В советское время Вологодскую область называли шестнадцатой республикой. За независимость и патриотизм. Мы тоже в чем-то националисты, как и якуты. И наше культурное наследие долгое время было под запретом (поэты Николай Клюев, Игорь Северянин, экономист Питирим Сорокин). И хотя получить суверенитет нам, как якутам, не удалось, но «всё впереди», как назвал свой роман Василий Иванович Белов.
Мы северяне, вологодские и якутские, душевно родственны. Это поняли, подружившись, даже Дед Мороз из Великого Устюга и якутский Чысхаан (Властелин Холода). В случае чего – пусть якуты присоединяются к нам, или же, наоборот, мы лучше присоединимся к якутам. Наши субъекты Федерации по численности населения примерно равны, а по территории очень сильно разнятся. Места в Якутии еще достаточно.
Надеюсь, что Вологодский улус Республике Саха (Якутия) не помешает.
Голова сохатого
В одной из поездок по Якутии мы гостили в доме якутского охотника.

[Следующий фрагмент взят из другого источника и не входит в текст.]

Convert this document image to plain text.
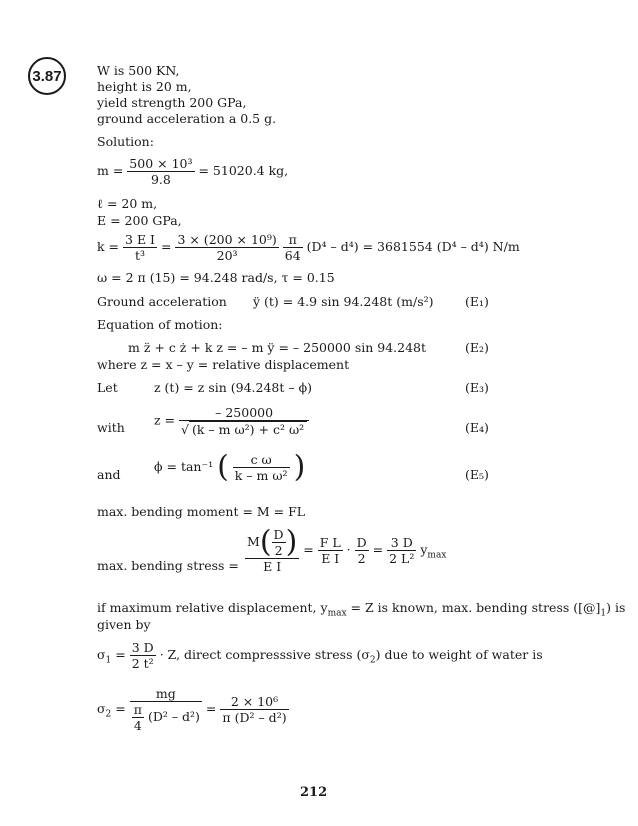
3.87	W is 500 KN,
height is 20 m,
yield strength 200 GPa,
ground acceleration a 0.5 g.
Solution:
$m = \frac{\text{500 × 10³}}{9.8} = 51020.4$ kg,
ℓ = 20 m,
E = 200 GPa,
$k = \frac{\text{3 E I}}{\text{t³}} = \frac{\text{3 × (200 × 10⁹)}}{\text{20³}}$
$\frac{\pi}{64} (D^4 - d^4) = 3681554$ (D⁴ – d⁴) N/m
ω = 2 π (15) = 94.248 rad/s, τ = 0.15
Ground acceleration ÿ (t) = 4.9 sin 94.248t (m/s²)	(E₁)
Equation of motion:
m z̈ + c ż + k z = – m ÿ = – 250000 sin 94.248t	(E₂)
where z = x – y = relative displacement
Let	z (t) = z sin (94.248t – ϕ)	(E₃)
with $z = \frac{- 250000}{\text{√ (k – m ω²) + c² ω²}}$	(E₄)
and
ϕ = tan⁻¹ ( $\frac{\text{c ω}}{\text{k – m ω²}}$ )	(E₅)
max. bending moment = M = FL
max. bending stress = $\frac{M( \frac{D}{2} )}{\text{E I}} = \frac{\text{F L}}{\text{E I}} \cdot \frac{D}{2} = \frac{3 D}{\text{2 L²}} y_{max}$
if maximum relative displacement, $y_{max} = Z$ is known, max. bending stress $([@]_1)$ is
given by
$\sigma_1 = \frac{3 D}{\text{2 t²}} \cdot Z$, direct compresssive stress $(\sigma_2)$ due to weight of water is
$\sigma_2 = \frac{mg}{\frac{\pi}{4} (D^2 - d^2)} = \frac{\text{2 × 10⁶}}{\text{π (D² – d²)}}$
212
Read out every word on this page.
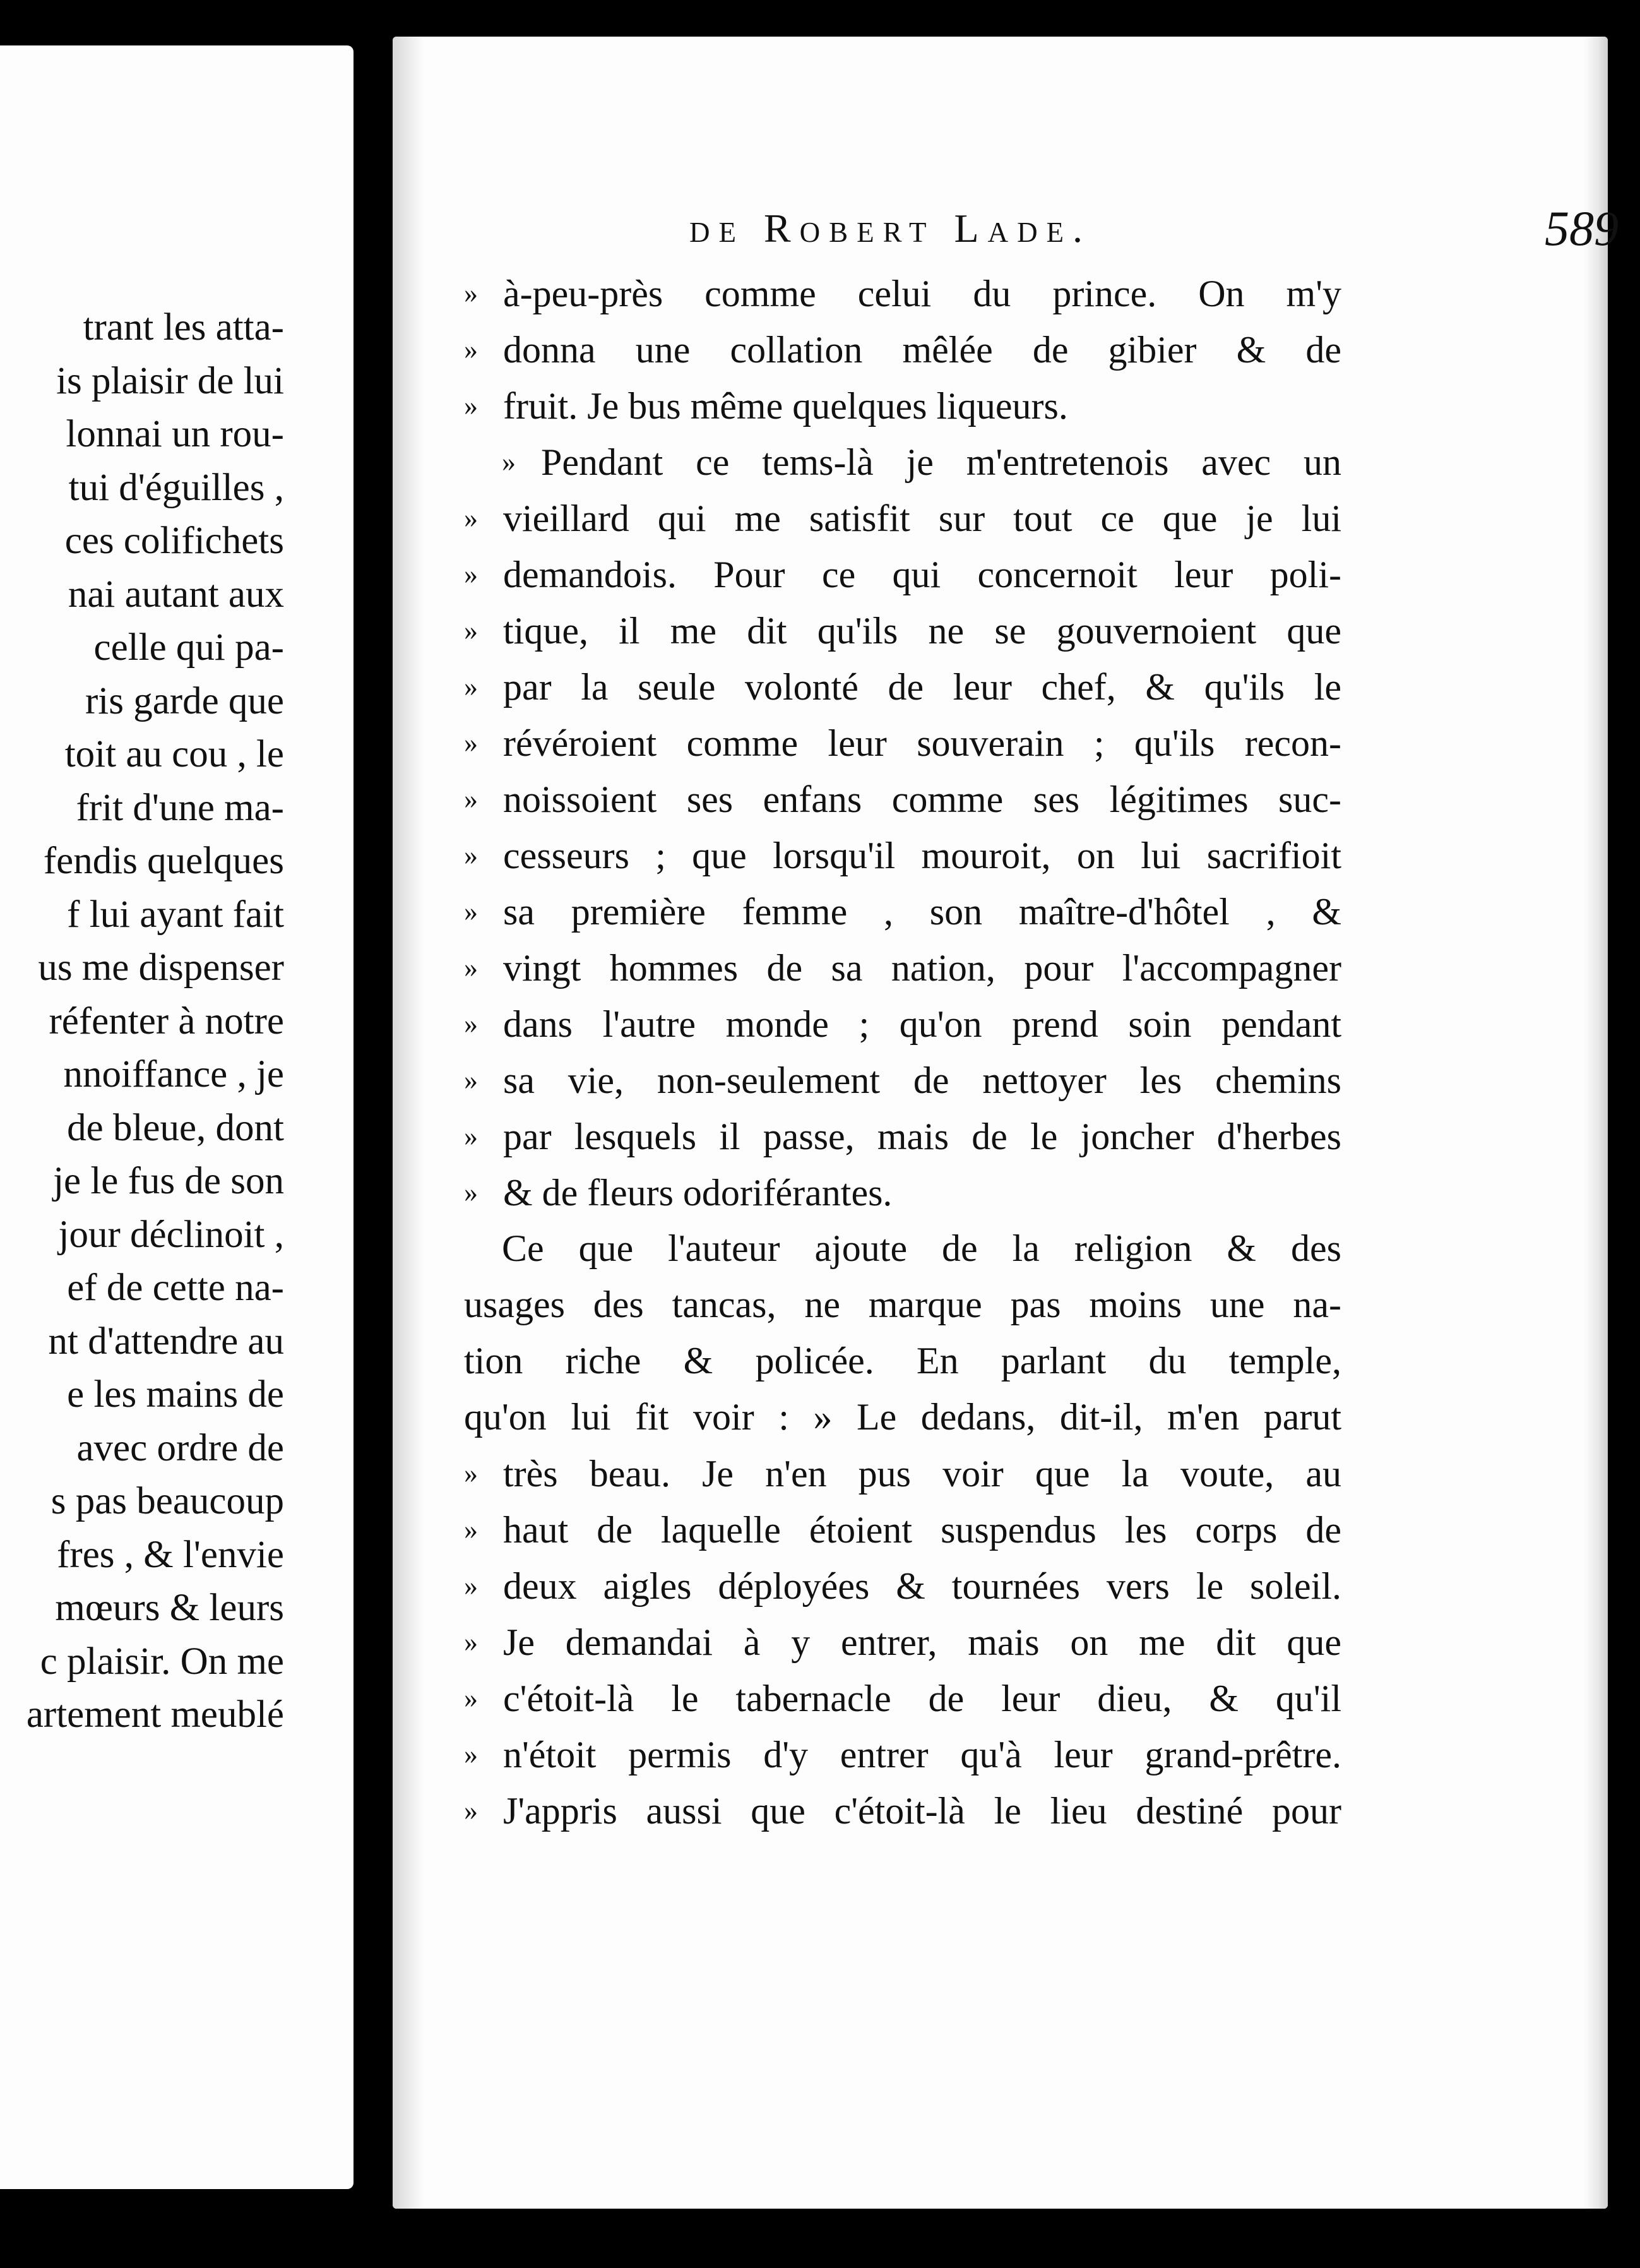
trant les atta-
is plaisir de lui
lonnai un rou-
tui d'éguilles ,
ces colifichets
nai autant aux
celle qui pa-
ris garde que
toit au cou , le
frit d'une ma-
fendis quelques
f lui ayant fait
us me dispenser
réfenter à notre
nnoiffance , je
de bleue, dont
je le fus de son
jour déclinoit ,
ef de cette na-
nt d'attendre au
e les mains de
avec ordre de
s pas beaucoup
fres , & l'envie
mœurs & leurs
c plaisir. On me
artement meublé
de Robert Lade.	589
» à-peu-près comme celui du prince. On m'y
» donna une collation mêlée de gibier & de
» fruit. Je bus même quelques liqueurs.
» Pendant ce tems-là je m'entretenois avec un
» vieillard qui me satisfit sur tout ce que je lui
» demandois. Pour ce qui concernoit leur poli-
» tique, il me dit qu'ils ne se gouvernoient que
» par la seule volonté de leur chef, & qu'ils le
» révéroient comme leur souverain ; qu'ils recon-
» noissoient ses enfans comme ses légitimes suc-
» cesseurs ; que lorsqu'il mouroit, on lui sacrifioit
» sa première femme , son maître-d'hôtel , &
» vingt hommes de sa nation, pour l'accompagner
» dans l'autre monde ; qu'on prend soin pendant
» sa vie, non-seulement de nettoyer les chemins
» par lesquels il passe, mais de le joncher d'herbes
» & de fleurs odoriférantes.
Ce que l'auteur ajoute de la religion & des
usages des tancas, ne marque pas moins une na-
tion riche & policée. En parlant du temple,
qu'on lui fit voir : » Le dedans, dit-il, m'en parut
» très beau. Je n'en pus voir que la voute, au
» haut de laquelle étoient suspendus les corps de
» deux aigles déployées & tournées vers le soleil.
» Je demandai à y entrer, mais on me dit que
» c'étoit-là le tabernacle de leur dieu, & qu'il
» n'étoit permis d'y entrer qu'à leur grand-prêtre.
» J'appris aussi que c'étoit-là le lieu destiné pour
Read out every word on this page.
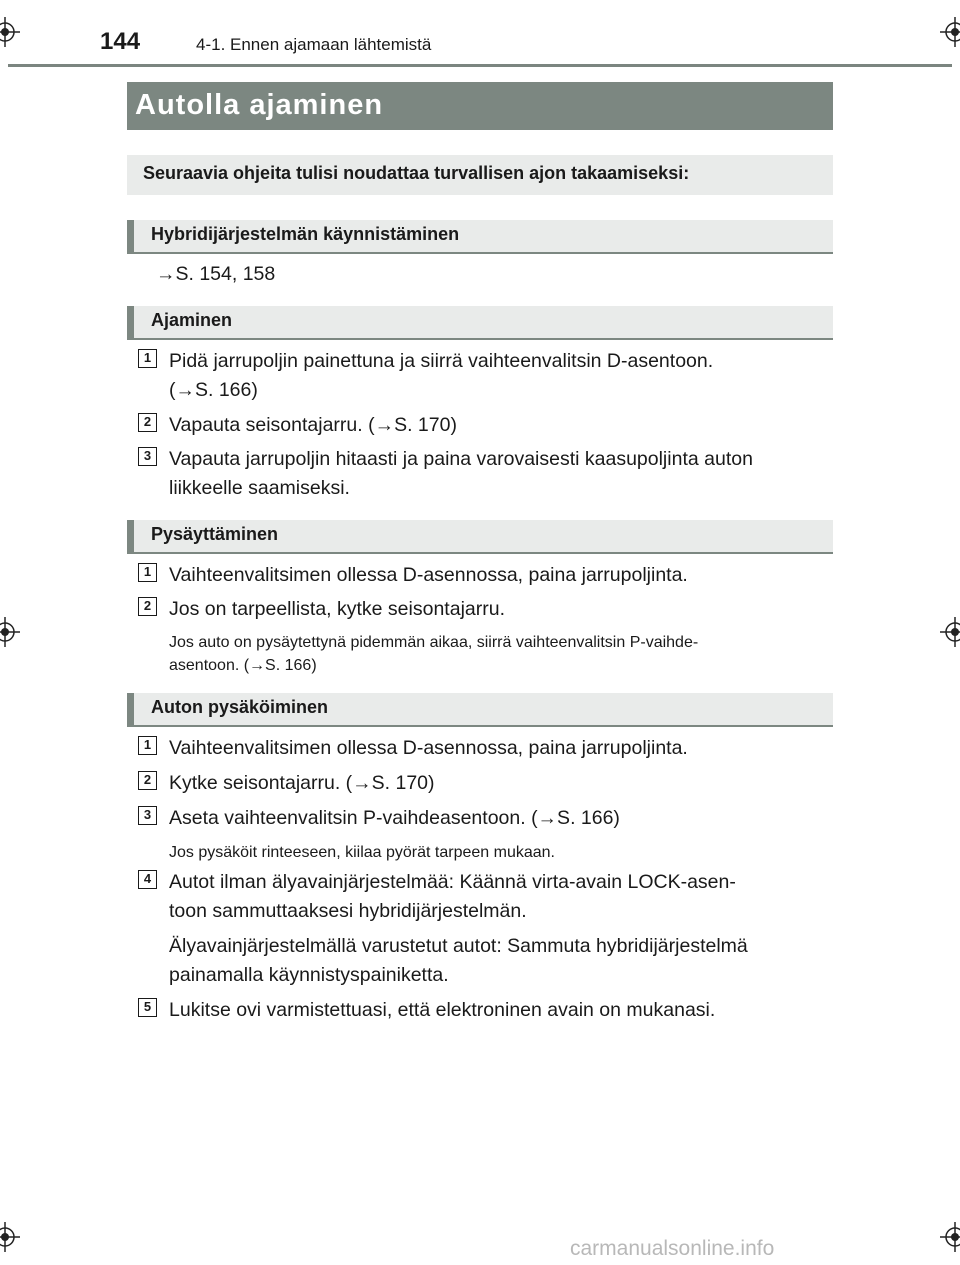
144	4-1. Ennen ajamaan lähtemistä
Autolla ajaminen
Seuraavia ohjeita tulisi noudattaa turvallisen ajon takaamiseksi:
Hybridijärjestelmän käynnistäminen
→S. 154, 158
Ajaminen
1 Pidä jarrupoljin painettuna ja siirrä vaihteenvalitsin D-asentoon.
(→S. 166)
2 Vapauta seisontajarru. (→S. 170)
3 Vapauta jarrupoljin hitaasti ja paina varovaisesti kaasupoljinta auton
liikkeelle saamiseksi.
Pysäyttäminen
1 Vaihteenvalitsimen ollessa D-asennossa, paina jarrupoljinta.
2 Jos on tarpeellista, kytke seisontajarru.
Jos auto on pysäytettynä pidemmän aikaa, siirrä vaihteenvalitsin P-vaihde-
asentoon. (→S. 166)
Auton pysäköiminen
1 Vaihteenvalitsimen ollessa D-asennossa, paina jarrupoljinta.
2 Kytke seisontajarru. (→S. 170)
3 Aseta vaihteenvalitsin P-vaihdeasentoon. (→S. 166)
Jos pysäköit rinteeseen, kiilaa pyörät tarpeen mukaan.
4 Autot ilman älyavainjärjestelmää: Käännä virta-avain LOCK-asen-
toon sammuttaaksesi hybridijärjestelmän.
Älyavainjärjestelmällä varustetut autot: Sammuta hybridijärjestelmä
painamalla käynnistyspainiketta.
5 Lukitse ovi varmistettuasi, että elektroninen avain on mukanasi.
carmanualsonline.info
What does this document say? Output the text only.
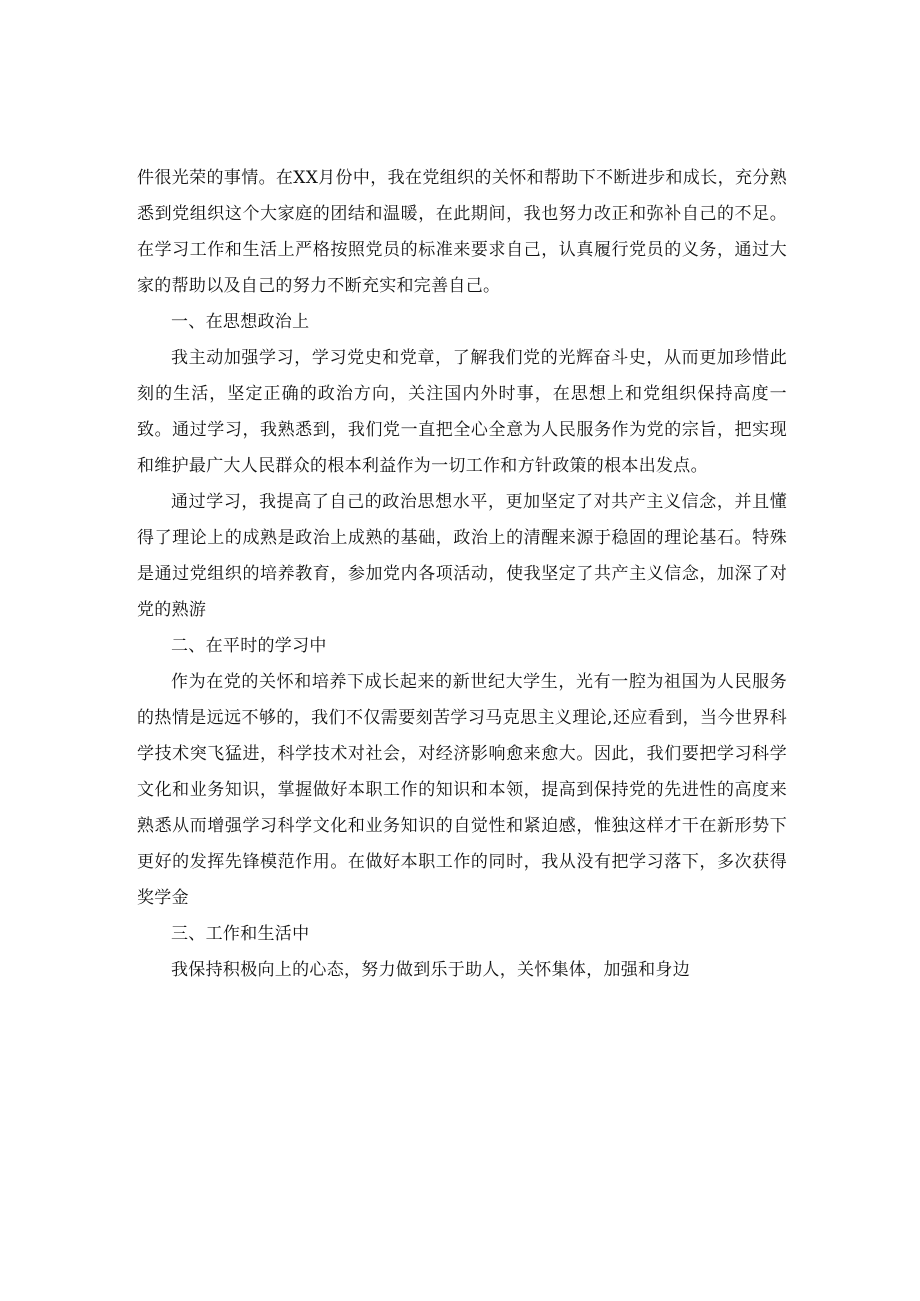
件很光荣的事情。在XX月份中，我在党组织的关怀和帮助下不断进步和成长，充分熟悉到党组织这个大家庭的团结和温暖，在此期间，我也努力改正和弥补自己的不足。在学习工作和生活上严格按照党员的标准来要求自己，认真履行党员的义务，通过大家的帮助以及自己的努力不断充实和完善自己。

一、在思想政治上

我主动加强学习，学习党史和党章，了解我们党的光辉奋斗史，从而更加珍惜此刻的生活，坚定正确的政治方向，关注国内外时事，在思想上和党组织保持高度一致。通过学习，我熟悉到，我们党一直把全心全意为人民服务作为党的宗旨，把实现和维护最广大人民群众的根本利益作为一切工作和方针政策的根本出发点。

通过学习，我提高了自己的政治思想水平，更加坚定了对共产主义信念，并且懂得了理论上的成熟是政治上成熟的基础，政治上的清醒来源于稳固的理论基石。特殊是通过党组织的培养教育，参加党内各项活动，使我坚定了共产主义信念，加深了对党的熟游

二、在平时的学习中

作为在党的关怀和培养下成长起来的新世纪大学生，光有一腔为祖国为人民服务的热情是远远不够的，我们不仅需要刻苦学习马克思主义理论,还应看到，当今世界科学技术突飞猛进，科学技术对社会，对经济影响愈来愈大。因此，我们要把学习科学文化和业务知识，掌握做好本职工作的知识和本领，提高到保持党的先进性的高度来熟悉从而增强学习科学文化和业务知识的自觉性和紧迫感，惟独这样才干在新形势下更好的发挥先锋模范作用。在做好本职工作的同时，我从没有把学习落下，多次获得奖学金

三、工作和生活中

我保持积极向上的心态，努力做到乐于助人，关怀集体，加强和身边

Сидя в гостиной, я обратил внимание на мастерски сделанное чучело головы сохатого, которое висело над дверью в прихожую. Прямо как живое!.. Разговорились об охоте и нет-нет да и возвращались к этому чучелу. Хозяин стал меня горячо убеждать, что можно и самому его сделать: выскоблить осторожно, чтобы не повредить мездру, жир, просушить шкуру, вставить вместо глаз обыкновенные электрические лампочки, покрыть лаком рога… Поведал и о ещё каких-то секретах, о которых я сейчас не помню.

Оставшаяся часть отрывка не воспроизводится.